Discovery’s cash conversion ratio is expected to rise between 60% and 70% during the next five years, and its debt load will come down significantly, freeing up further cash to be returned to shareholders or invested in the business.

In its first set of results following the announcement of this new strategy, Discovery revealed that it is actually exceeding these targets. 

With profit growth of 27% year-on-year, a cash conversion ratio of 75%, and a bank that is profitable ahead of schedule, the strategy appears to be paying off.

Gore admitted that profit growth of 27% is unlikely to be sustained for the full five-year period, but it does show that the company can achieve its lofty targets. 

“We think the five-year projection for this kind of growth is a good one. But having said that, as we go forward, if it plays out like we are currently seeing, it also provides optionality,” Gore said. 

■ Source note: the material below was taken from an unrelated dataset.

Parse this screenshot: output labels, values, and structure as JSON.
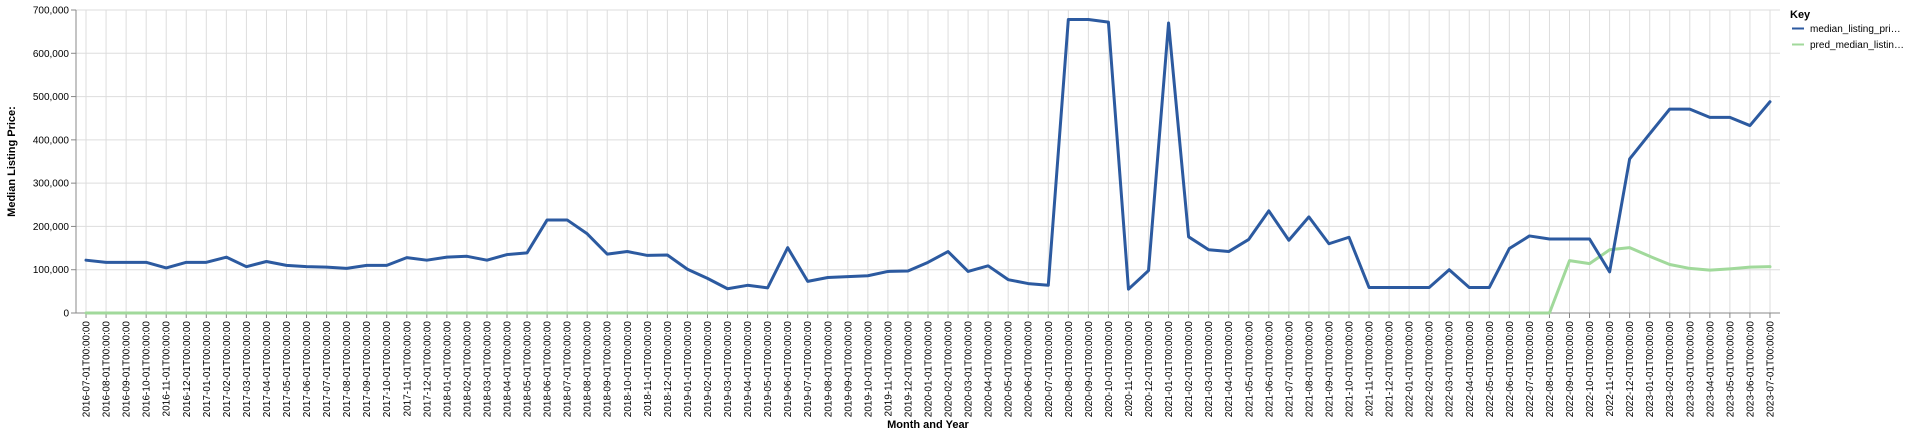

“There may be opportunities that come up that we have not thought of yet. So, the default case is five years of this growth. We can achieve that. It is hard to do, but it is doable.”

Gore explained that if Discovery manages to grow at its expected rate of 15% to 20% per annum, the company will be double the size it currently is in terms of profit.

This will not result in Discovery focusing on short-term growth, Gore has made clear. To the founder, Discovery is made up of operators, not traders.